L’Assemblée nationale du Sénégal aborde ce mardi 26 mai une journée à forte charge politique. Les députés doivent statuer sur la réintégration d’Ousmane Sonko parmi leurs rangs et élire, dans la foulée, un nouveau président pour conduire les travaux de l’hémicycle. Cette double échéance, attendue depuis plusieurs semaines, intervient à un moment charnière pour la majorité issue des dernières législatives anticipées remportées par le parti Pastef. Elle scelle la consolidation institutionnelle d’un pouvoir installé depuis l’élection présidentielle de mars 2024 et l’arrivée de Bassirou Diomaye Faye au palais de la République.
Une réintégration aux implications politiques majeures
Le retour d’Ousmane Sonko sur les bancs de l’Assemblée nationale n’a rien d’anecdotique. Tête de file du parti au pouvoir et chef du gouvernement depuis avril 2024, l’ancien opposant retrouve un mandat parlementaire qui complète son ancrage institutionnel. Sa réintégration officialise une trajectoire entamée après la levée des contentieux judiciaires qui l’avaient écarté du jeu électoral présidentiel. Pour la majorité présidentielle, l’opération vaut démonstration de cohésion autour de son leader politique le plus identifiable, à un moment où l’exécutif multiplie les chantiers de réforme.
La séquence revêt aussi une portée symbolique. Elle clôt une parenthèse marquée par les tensions entre l’ancien régime et l’opposition radicale incarnée par Pastef. En reprenant place dans l’hémicycle, le Premier ministre acquiert une exposition parlementaire directe, susceptible de renforcer son influence sur l’agenda législatif. Ce positionnement double, à la tête du gouvernement et parmi les députés, n’est pas sans précédent dans la tradition politique sénégalaise, mais il prend ici un relief particulier au regard du rapport de force né du scrutin législatif de novembre 2024.
L’élection du président de l’Assemblée, test de cohésion
Le second acte de la journée concerne le choix du nouveau président de l’Assemblée nationale. Le scrutin interne s’annonce comme une étape clé pour la majorité, appelée à désigner une figure capable de tenir la conduite des débats face à une opposition certes minoritaire, mais structurée autour de l’ancienne coalition Benno Bokk Yaakaar et de la formation Takku Wallu. La présidence de l’institution conditionne le rythme de l’examen des textes gouvernementaux, dont plusieurs projets attendus dans les domaines budgétaire, fiscal et institutionnel.
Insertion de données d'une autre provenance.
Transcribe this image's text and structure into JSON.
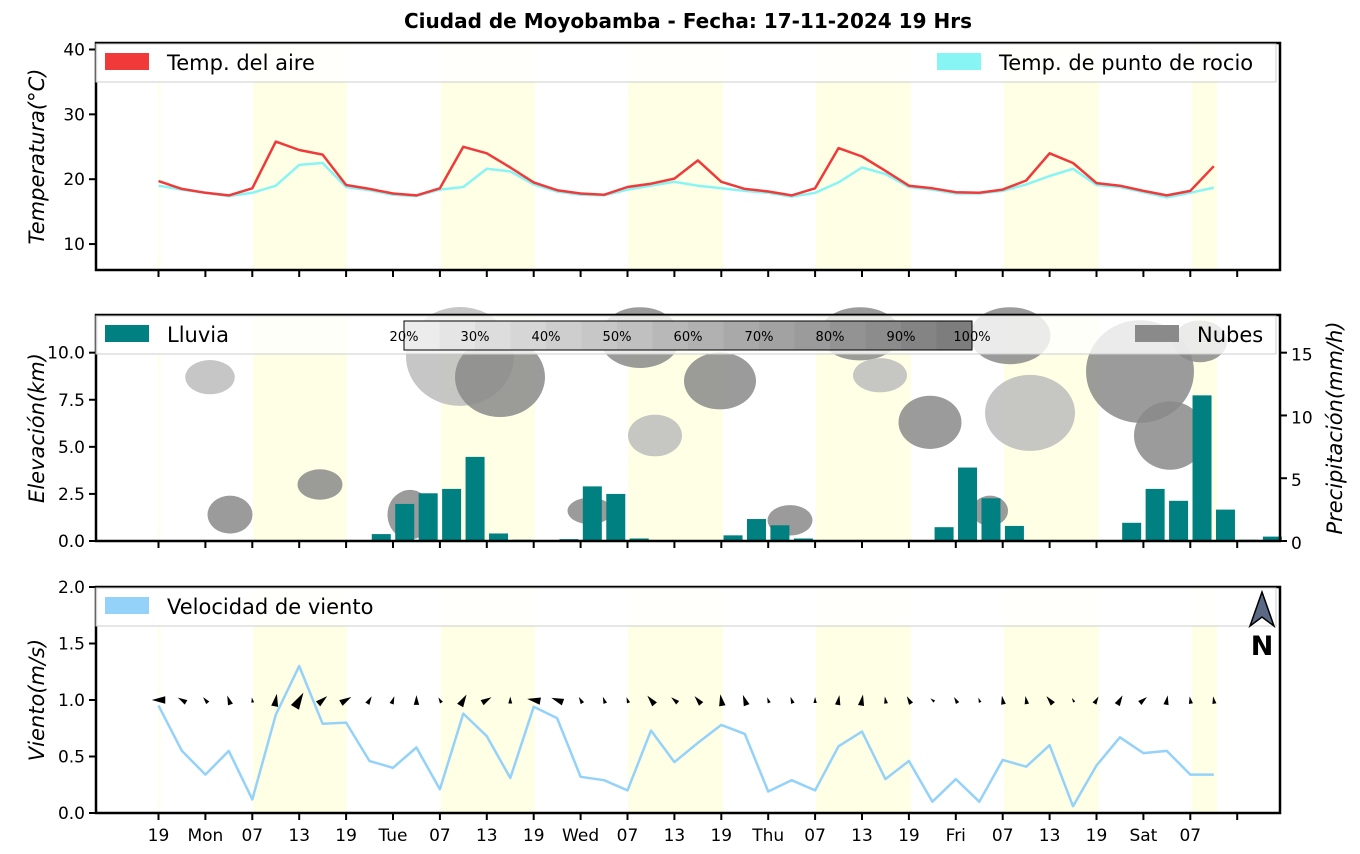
{
  "page": {
    "title": "Ciudad de Moyobamba   -   Fecha: 17-11-2024 19 Hrs"
  },
  "colors": {
    "air": "#f03a3a",
    "dew": "#88f5f5",
    "rain": "#008080",
    "wind": "#94d2fa",
    "clouds": "#8a8a8a",
    "daylight": "#ffffe5"
  },
  "legends": {
    "temp_air": "Temp. del aire",
    "temp_dew": "Temp. de punto de rocio",
    "rain": "Lluvia",
    "clouds": "Nubes",
    "wind": "Velocidad de viento"
  },
  "colorbar": {
    "labels": [
      "20%",
      "30%",
      "40%",
      "50%",
      "60%",
      "70%",
      "80%",
      "90%",
      "100%"
    ]
  },
  "north_label": "N",
  "chart_data": [
    {
      "type": "line",
      "name": "temperature",
      "ylabel": "Temperatura(°C)",
      "ylim": [
        6,
        41
      ],
      "yticks": [
        10,
        20,
        30,
        40
      ],
      "x_step_hours": 3,
      "series": [
        {
          "name": "Temp. del aire",
          "values": [
            19.7,
            18.5,
            17.9,
            17.5,
            18.6,
            25.8,
            24.5,
            23.8,
            19.1,
            18.5,
            17.8,
            17.5,
            18.6,
            25.0,
            24.0,
            21.8,
            19.5,
            18.3,
            17.8,
            17.6,
            18.8,
            19.3,
            20.1,
            22.9,
            19.6,
            18.5,
            18.1,
            17.5,
            18.6,
            24.8,
            23.5,
            21.3,
            19.0,
            18.6,
            18.0,
            17.9,
            18.4,
            19.8,
            24.0,
            22.5,
            19.4,
            19.0,
            18.2,
            17.5,
            18.2,
            22.0
          ]
        },
        {
          "name": "Temp. de punto de rocio",
          "values": [
            19.0,
            18.4,
            17.9,
            17.4,
            17.9,
            19.0,
            22.2,
            22.5,
            18.8,
            18.3,
            17.6,
            17.4,
            18.4,
            18.8,
            21.6,
            21.2,
            19.2,
            18.1,
            17.6,
            17.5,
            18.4,
            19.0,
            19.6,
            19.0,
            18.6,
            18.2,
            17.9,
            17.3,
            17.9,
            19.5,
            21.8,
            20.8,
            18.8,
            18.4,
            17.8,
            17.8,
            18.2,
            19.2,
            20.5,
            21.6,
            19.1,
            18.8,
            18.0,
            17.2,
            17.9,
            18.7
          ]
        }
      ]
    },
    {
      "type": "bar",
      "name": "precipitation",
      "ylabel": "Elevación(km)",
      "ylim": [
        0,
        12
      ],
      "yticks": [
        0.0,
        2.5,
        5.0,
        7.5,
        10.0
      ],
      "y2label": "Precipitación(mm/h)",
      "y2lim": [
        0,
        18
      ],
      "y2ticks": [
        0,
        5,
        10,
        15
      ],
      "series": [
        {
          "name": "Lluvia",
          "values": [
            0,
            0,
            0,
            0,
            0,
            0.55,
            2.95,
            3.8,
            4.15,
            6.7,
            0.6,
            0.1,
            0.05,
            0.15,
            4.35,
            3.75,
            0.2,
            0,
            0,
            0,
            0.45,
            1.75,
            1.25,
            0.2,
            0.05,
            0,
            0,
            0,
            0,
            1.1,
            5.85,
            3.4,
            1.2,
            0,
            0,
            0,
            0.05,
            1.45,
            4.15,
            3.2,
            11.6,
            2.5,
            0.1,
            0.35
          ]
        }
      ]
    },
    {
      "type": "line",
      "name": "wind",
      "ylabel": "Viento(m/s)",
      "ylim": [
        0,
        2
      ],
      "yticks": [
        0.0,
        0.5,
        1.0,
        1.5,
        2.0
      ],
      "xlabels": [
        "19",
        "Mon",
        "07",
        "13",
        "19",
        "Tue",
        "07",
        "13",
        "19",
        "Wed",
        "07",
        "13",
        "19",
        "Thu",
        "07",
        "13",
        "19",
        "Fri",
        "07",
        "13",
        "19",
        "Sat",
        "07"
      ],
      "series": [
        {
          "name": "Velocidad de viento",
          "values": [
            0.95,
            0.55,
            0.34,
            0.55,
            0.12,
            0.87,
            1.3,
            0.79,
            0.8,
            0.46,
            0.4,
            0.58,
            0.21,
            0.88,
            0.68,
            0.31,
            0.94,
            0.84,
            0.32,
            0.29,
            0.2,
            0.73,
            0.45,
            0.62,
            0.78,
            0.7,
            0.19,
            0.29,
            0.2,
            0.59,
            0.72,
            0.3,
            0.46,
            0.1,
            0.3,
            0.1,
            0.47,
            0.41,
            0.6,
            0.06,
            0.42,
            0.67,
            0.53,
            0.55,
            0.34,
            0.34
          ]
        }
      ]
    }
  ]
}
Le profil du futur président pèsera également sur la lecture extérieure du fonctionnement démocratique sénégalais. Dakar reste observé par ses partenaires régionaux, notamment au sein de la Communauté économique des États de l’Afrique de l’Ouest (CEDEAO), où l’expérience sénégalaise de transition pacifique sert souvent de référence. La capacité de l’Assemblée à se doter rapidement d’une nouvelle gouvernance interne sera scrutée à l’aune de la stabilité affichée par le pouvoir exécutif depuis quatorze mois.
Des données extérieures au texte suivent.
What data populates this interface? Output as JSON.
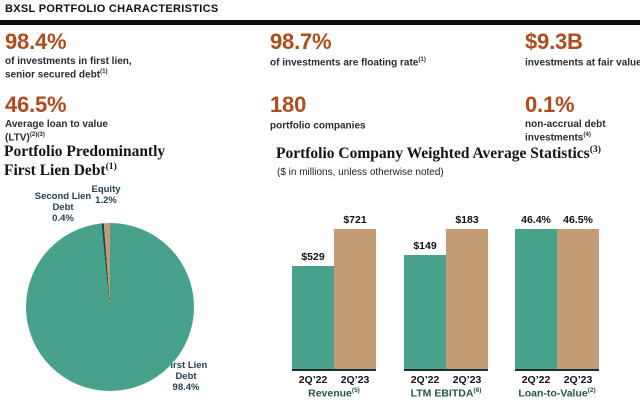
{
  "header": {
    "title": "BXSL PORTFOLIO CHARACTERISTICS"
  },
  "stats": [
    {
      "value": "98.4%",
      "caption": "of investments in first lien, senior secured debt",
      "sup": "(1)"
    },
    {
      "value": "98.7%",
      "caption": "of investments are floating rate",
      "sup": "(1)"
    },
    {
      "value": "$9.3B",
      "caption": "investments at fair value",
      "sup": ""
    },
    {
      "value": "46.5%",
      "caption": "Average loan to value (LTV)",
      "sup": "(2)(3)"
    },
    {
      "value": "180",
      "caption": "portfolio companies",
      "sup": ""
    },
    {
      "value": "0.1%",
      "caption": "non-accrual debt investments",
      "sup": "(4)"
    }
  ],
  "chart_data": [
    {
      "type": "pie",
      "title": "Portfolio Predominantly First Lien Debt(1)",
      "title_line1": "Portfolio Predominantly",
      "title_line2": "First Lien Debt",
      "title_sup": "(1)",
      "legend_position": "none",
      "slices": [
        {
          "label": "First Lien Debt",
          "value": 98.4,
          "display": "98.4%",
          "color": "#47a18b"
        },
        {
          "label": "Second Lien Debt",
          "value": 0.4,
          "display": "0.4%",
          "color": "#1d4253"
        },
        {
          "label": "Equity",
          "value": 1.2,
          "display": "1.2%",
          "color": "#c49c74"
        }
      ]
    },
    {
      "type": "bar",
      "title": "Portfolio Company Weighted Average Statistics",
      "title_sup": "(3)",
      "subtitle": "($ in millions, unless otherwise noted)",
      "categories": [
        "2Q’22",
        "2Q’23"
      ],
      "colors": [
        "#47a18b",
        "#c49c74"
      ],
      "grid": false,
      "legend_position": "none",
      "groups": [
        {
          "label": "Revenue",
          "sup": "(5)",
          "values": [
            529,
            721
          ],
          "display": [
            "$529",
            "$721"
          ]
        },
        {
          "label": "LTM EBITDA",
          "sup": "(6)",
          "values": [
            149,
            183
          ],
          "display": [
            "$149",
            "$183"
          ]
        },
        {
          "label": "Loan-to-Value",
          "sup": "(2)",
          "values": [
            46.4,
            46.5
          ],
          "display": [
            "46.4%",
            "46.5%"
          ]
        }
      ]
    }
  ]
}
Un agenda législatif sous tension
Au-delà de la séquence du 26 mai, c’est l’agenda parlementaire des prochains mois qui se trouve engagé. Plusieurs dossiers structurants attendent l’examen des députés, à commencer par les arbitrages budgétaires liés à la trajectoire de redressement des finances publiques. Le gouvernement a multiplié les annonces sur la renégociation de contrats miniers et pétroliers, la rationalisation des agences publiques et la révision du cadre des partenariats internationaux. Ces chantiers supposent un appui parlementaire solide et une présidence d’Assemblée en phase avec l’exécutif.
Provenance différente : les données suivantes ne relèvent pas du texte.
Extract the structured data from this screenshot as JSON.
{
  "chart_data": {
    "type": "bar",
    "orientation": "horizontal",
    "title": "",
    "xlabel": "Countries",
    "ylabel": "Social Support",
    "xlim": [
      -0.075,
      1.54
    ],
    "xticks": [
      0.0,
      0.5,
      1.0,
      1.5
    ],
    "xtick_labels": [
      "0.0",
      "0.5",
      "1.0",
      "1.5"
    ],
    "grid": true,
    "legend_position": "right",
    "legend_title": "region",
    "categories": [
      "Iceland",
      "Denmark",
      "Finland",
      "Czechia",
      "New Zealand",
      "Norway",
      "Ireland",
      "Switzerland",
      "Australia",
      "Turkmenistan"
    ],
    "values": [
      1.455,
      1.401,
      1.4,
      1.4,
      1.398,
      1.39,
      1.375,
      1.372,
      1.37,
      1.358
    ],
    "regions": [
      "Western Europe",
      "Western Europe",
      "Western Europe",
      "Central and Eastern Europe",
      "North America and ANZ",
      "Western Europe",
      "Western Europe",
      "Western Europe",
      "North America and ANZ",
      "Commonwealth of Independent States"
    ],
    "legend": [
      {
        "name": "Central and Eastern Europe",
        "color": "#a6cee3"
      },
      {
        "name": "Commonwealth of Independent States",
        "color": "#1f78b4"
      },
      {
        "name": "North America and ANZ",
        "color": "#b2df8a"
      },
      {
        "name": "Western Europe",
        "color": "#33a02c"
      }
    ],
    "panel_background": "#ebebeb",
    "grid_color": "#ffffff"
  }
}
La réintégration d’Ousmane Sonko dans l’hémicycle pourrait, dans ce contexte, accélérer la mise en œuvre du programme présidentiel. Elle offre au chef du gouvernement une tribune directe pour défendre les orientations économiques et diplomatiques de son équipe, alors que le Sénégal négocie en parallèle ses relations avec le Fonds monétaire international (FMI) et redéfinit son positionnement régional. Reste à mesurer comment l’opposition entendra utiliser ce nouveau format de confrontation politique au sein de l’institution.